Folklore | Middle Eastern Ballads & Narrative Poetry
F617 | 12643 | H. El-Shamy


Above class meets with Folk-F307.

Fulfills: Area & Form

This course deals with narrative folk poetry in Middle Eastern Arab
communities. The genres of this category of expressive folk culture
are compared to corresponding Euro-American counterparts (e.g., the
English and Scottish ballad).

I. Introduction: The Folk Narrative and its Forms
Key Concepts Associated with Genres and Tale Typology; Factors
Involved in Typological and Genre Studies (e.g., form, contents,
narrator’s intent, media of dissemination, etc. – elaborated in
point V, below).
The poet, balladeer, bard, etc. as culture broker and agent of
change.

II. Narrative Folk Poetry
Epic, “Epic Romance” (sîrah), Ballad. The form, structure, and
contents.

III. Thematic Characteristics of the Ballad: Non-Religious and
Religious
The Family: the Traditional Structure of Sentiments; Romantic
Lovers; Nationalistic Themes in the Modern State; Societal Events –
Representation of Community Ideals (the Conduct of the Native-
Urbanite: “Real-Man,” and Other Aspects of the Good Man); Humorous
Ballads.

IV. Religious Ballads (and Epics?)
Prophets, Other Prophets and the Virgin, the Prophet’s Companions,
Arch-saints and Saints, Christian “Martyrs” and Saints.

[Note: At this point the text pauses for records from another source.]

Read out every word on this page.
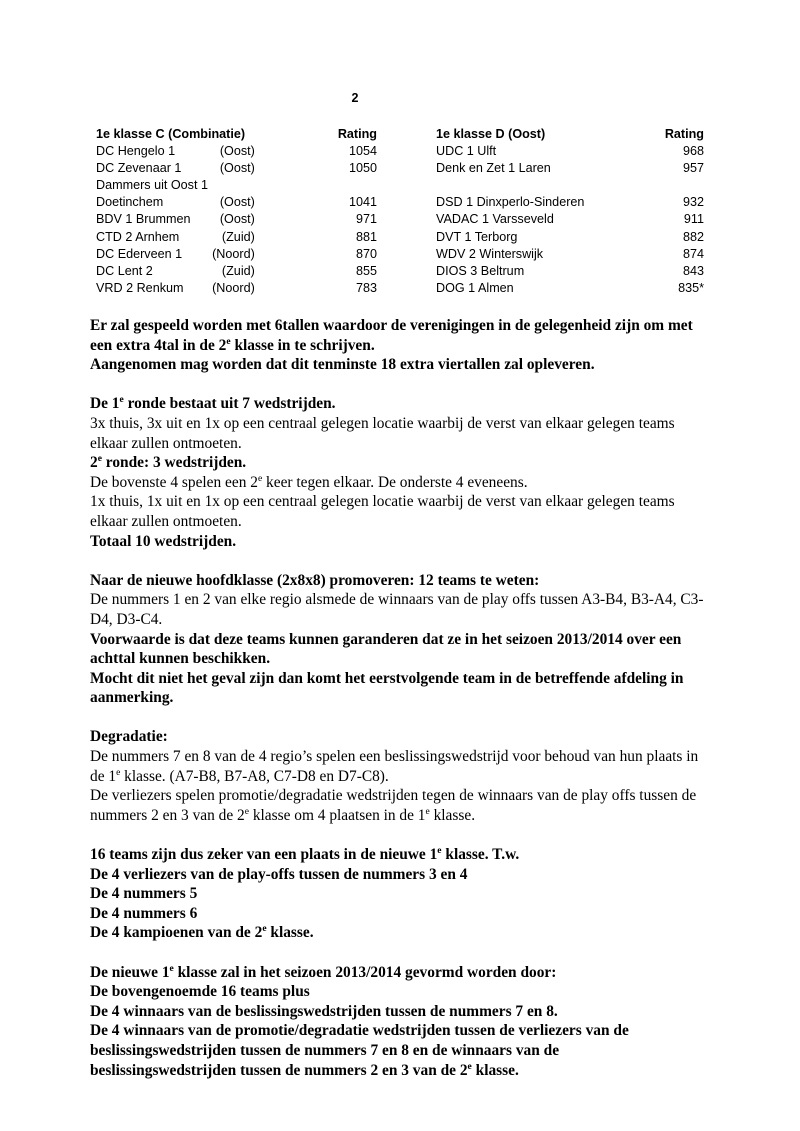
2
1e klasse C (Combinatie)		Rating
DC Hengelo 1	(Oost)	1054
DC Zevenaar 1	(Oost)	1050
Dammers uit Oost 1		
Doetinchem	(Oost)	1041
BDV 1 Brummen	(Oost)	971
CTD 2 Arnhem	(Zuid)	881
DC Ederveen 1	(Noord)	870
DC Lent 2	(Zuid)	855
VRD 2 Renkum	(Noord)	783
1e klasse D (Oost)	Rating
UDC 1 Ulft	968
Denk en Zet 1 Laren	957

DSD 1 Dinxperlo-Sinderen	932
VADAC 1 Varsseveld	911
DVT 1 Terborg	882
WDV 2 Winterswijk	874
DIOS 3 Beltrum	843
DOG 1 Almen	835*
Er zal gespeeld worden met 6tallen waardoor de verenigingen in de gelegenheid zijn om met een extra 4tal in de 2e klasse in te schrijven.
Aangenomen mag worden dat dit tenminste 18 extra viertallen zal opleveren.
De 1e ronde bestaat uit 7 wedstrijden.
3x thuis, 3x uit en 1x op een centraal gelegen locatie waarbij de verst van elkaar gelegen teams elkaar zullen ontmoeten.
2e ronde: 3 wedstrijden.
De bovenste 4 spelen een 2e keer tegen elkaar. De onderste 4 eveneens.
1x thuis, 1x uit en 1x op een centraal gelegen locatie waarbij de verst van elkaar gelegen teams elkaar zullen ontmoeten.
Totaal 10 wedstrijden.
Naar de nieuwe hoofdklasse (2x8x8) promoveren: 12 teams te weten:
De nummers 1 en 2 van elke regio alsmede de winnaars van de play offs tussen A3-B4, B3-A4, C3-D4, D3-C4.
Voorwaarde is dat deze teams kunnen garanderen dat ze in het seizoen 2013/2014 over een achttal kunnen beschikken.
Mocht dit niet het geval zijn dan komt het eerstvolgende team in de betreffende afdeling in aanmerking.
Degradatie:
De nummers 7 en 8 van de 4 regio’s spelen een beslissingswedstrijd voor behoud van hun plaats in de 1e klasse. (A7-B8, B7-A8, C7-D8 en D7-C8).
De verliezers spelen promotie/degradatie wedstrijden tegen de winnaars van de play offs tussen de nummers 2 en 3 van de 2e klasse om 4 plaatsen in de 1e klasse.
16 teams zijn dus zeker van een plaats in de nieuwe 1e klasse. T.w.
De 4 verliezers van de play-offs tussen de nummers 3 en 4
De 4 nummers 5
De 4 nummers 6
De 4 kampioenen van de 2e klasse.
De nieuwe 1e klasse zal in het seizoen 2013/2014 gevormd worden door:
De bovengenoemde 16 teams plus
De 4 winnaars van de beslissingswedstrijden tussen de nummers 7 en 8.
De 4 winnaars van de promotie/degradatie wedstrijden tussen de verliezers van de beslissingswedstrijden tussen de nummers 7 en 8 en de winnaars van de beslissingswedstrijden tussen de nummers 2 en 3 van de 2e klasse.
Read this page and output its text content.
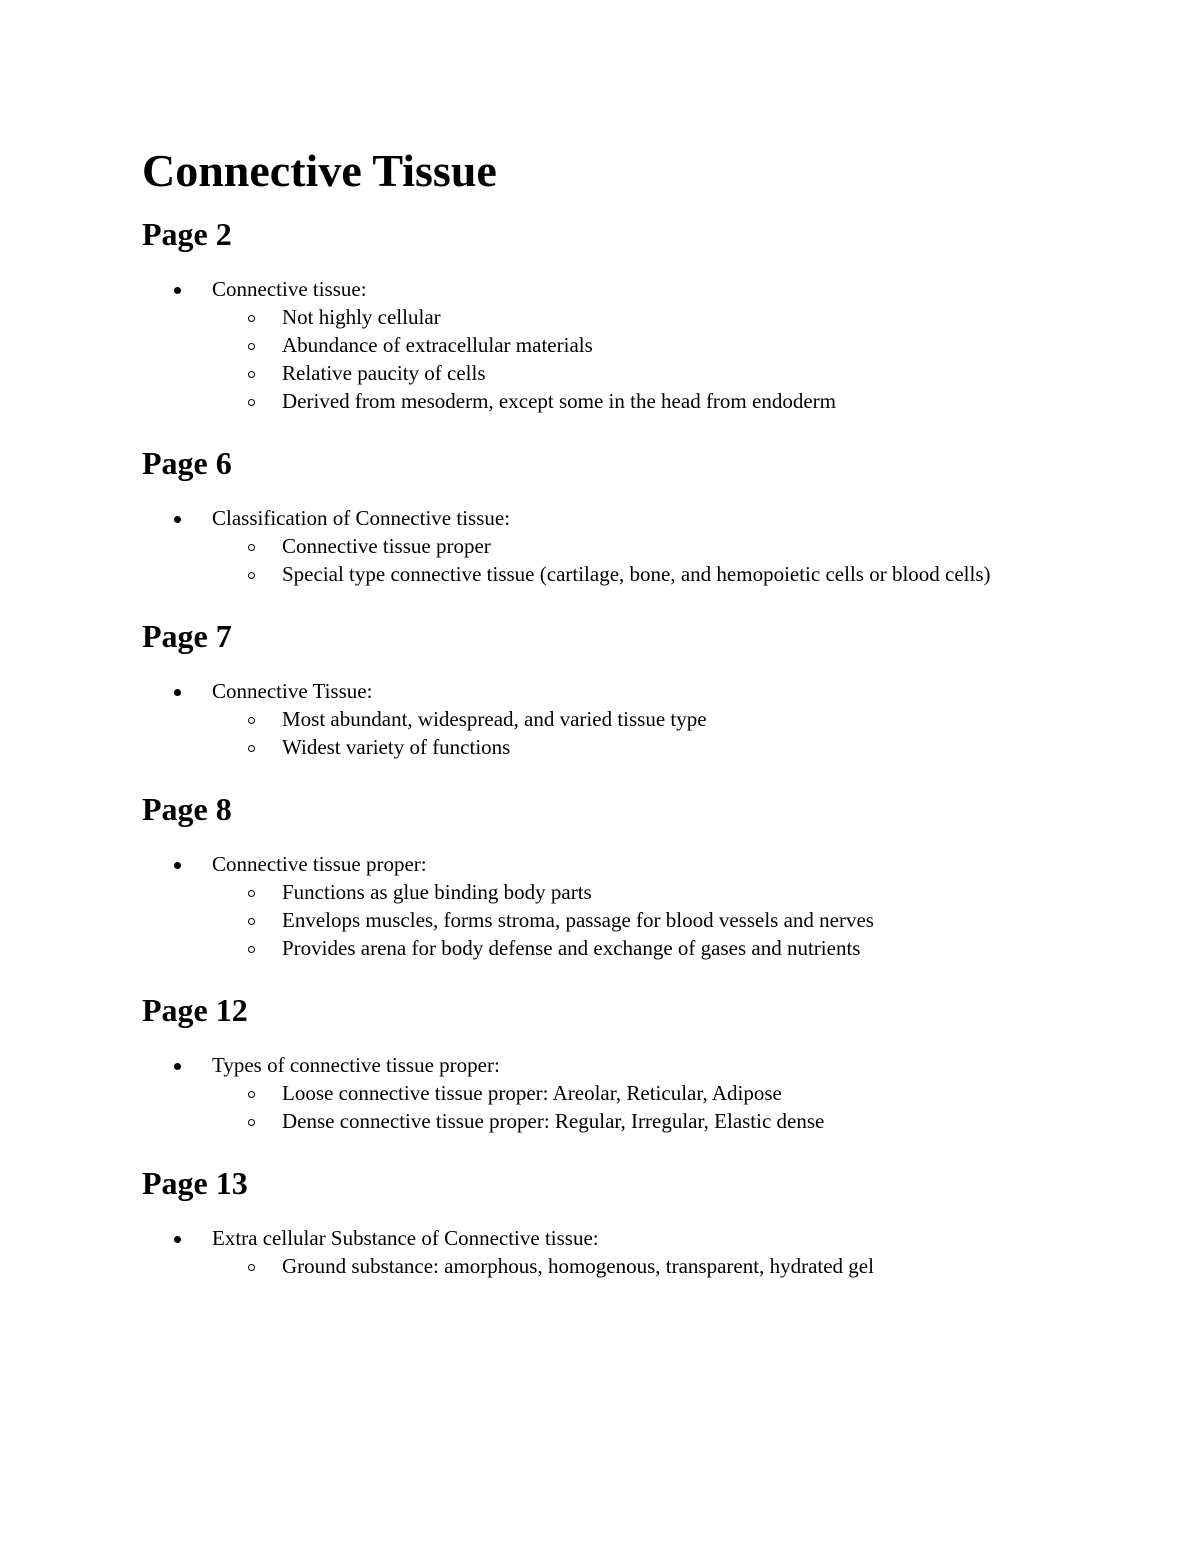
Connective Tissue
Page 2
Connective tissue:
Not highly cellular
Abundance of extracellular materials
Relative paucity of cells
Derived from mesoderm, except some in the head from endoderm
Page 6
Classification of Connective tissue:
Connective tissue proper
Special type connective tissue (cartilage, bone, and hemopoietic cells or blood cells)
Page 7
Connective Tissue:
Most abundant, widespread, and varied tissue type
Widest variety of functions
Page 8
Connective tissue proper:
Functions as glue binding body parts
Envelops muscles, forms stroma, passage for blood vessels and nerves
Provides arena for body defense and exchange of gases and nutrients
Page 12
Types of connective tissue proper:
Loose connective tissue proper: Areolar, Reticular, Adipose
Dense connective tissue proper: Regular, Irregular, Elastic dense
Page 13
Extra cellular Substance of Connective tissue:
Ground substance: amorphous, homogenous, transparent, hydrated gel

V. Structural and Stylistic Characteristics
Leaping and Lingering, Beginning “in media res, Repetition (e.g.
Climax of Relatives, Speech and Action), etc.

VI. Theories of Ballad Origins
Minstrel Theory, Broken-down Epic, Broken-down Romance, Communal
Origin, Communal Re-creation, Formulaic Improvisation.

VII. Conclusions

Two take-home exams and one term paper.